Criseya no pudo reconocerlo cuando lo encontró bajo la personalidad de Wolff, porque nunca había visto su rostro, oculto siempre por aquel truco barato del esplendor. En cuanto a su voz, solía utilizar un dispositivo que le permitía aumentarla o distorsionaría a gusto, con el solo fin de infundir respeto a sus súbditos. Tampoco su fuerza poderosa era natural, pues el bioprocesamiento lo proveía de músculos extraordinarios.

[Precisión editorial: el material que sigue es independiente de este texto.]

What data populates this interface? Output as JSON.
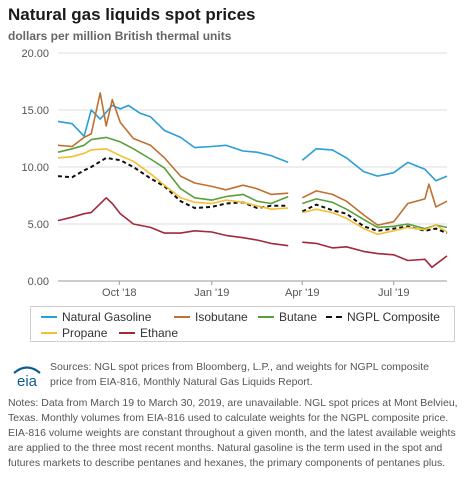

Enmendaría en lo posible la crueldad y la arrogancia de Jadawin, que ya no era sino una parte minúscula de sí. Crearía nuevos cuerpos humanos en los biocilindros para los cerebros de Podarga y sus hermanas, para los simios de Kickaha, para Ipsewas y cuantos lo desearan. Permitiría que el pueblo de Atlantis volviera a construir sus ciudades, y dejaría de ser un tirano. No volvería a interferir en los asuntos de cada nivel, a menos que fuera absolutamente necesario.

Kickaha llamó su atención hacia la pantalla. Arwoor se las había ingeniado para encontrar un caballo en aquella tierra de desolación, y galopaba furiosamente.

–¡ Qué suerte tiene ese demonio! – gruñó Kickaha.

– Creo que la fatalidad espera a sus espaldas – dijo Wolff.

Arwoor levantó la vista y miró hacia atrás. De inmediato castigó a su caballo con una varilla.

–¡Conseguirá escapar! – dijo Kickaha –. ¡A setecientos kilómetros de allí hay un Templo del Señor!

Wolff contempló la gran estructura de piedra blanca que coronaba una colina. En su interior estaba la cámara secreta que él mismo había usado bajo la personalidad de Jadawin. Meneó la cabeza, exclamando:

–¡No!

Podarga apareció en la pantalla. Venía a gran velocidad, batiendo las alas, con el rostro proyectado en blanco sobre el verdor del cielo. Sus águilas venían tras ella.

Arwoor dirigió su caballo hacia la colina. Las patas de la yegua cedieron, y rodó por el suelo. Arwoor cayó de pie y emprendió la huida.

Podarga se lanzó en picada sobre él. El Señor esquivó su ataque, como un conejo que huyera del halcón. Pero la arpía lo siguió en su zigzag. Logró adelantarse a uno de sus desvíos y cayó sobre él. Sus garras se clavaron en la espalda.

Lo vieron alzar las manos; su boca se convirtió en un círculo, en un grito sin voz para quienes lo observaban detrás de la pantalla.

Arwoor cayó, con Podarga aferrada a él. Las otras águilas se posaron en el suelo para observar mejor.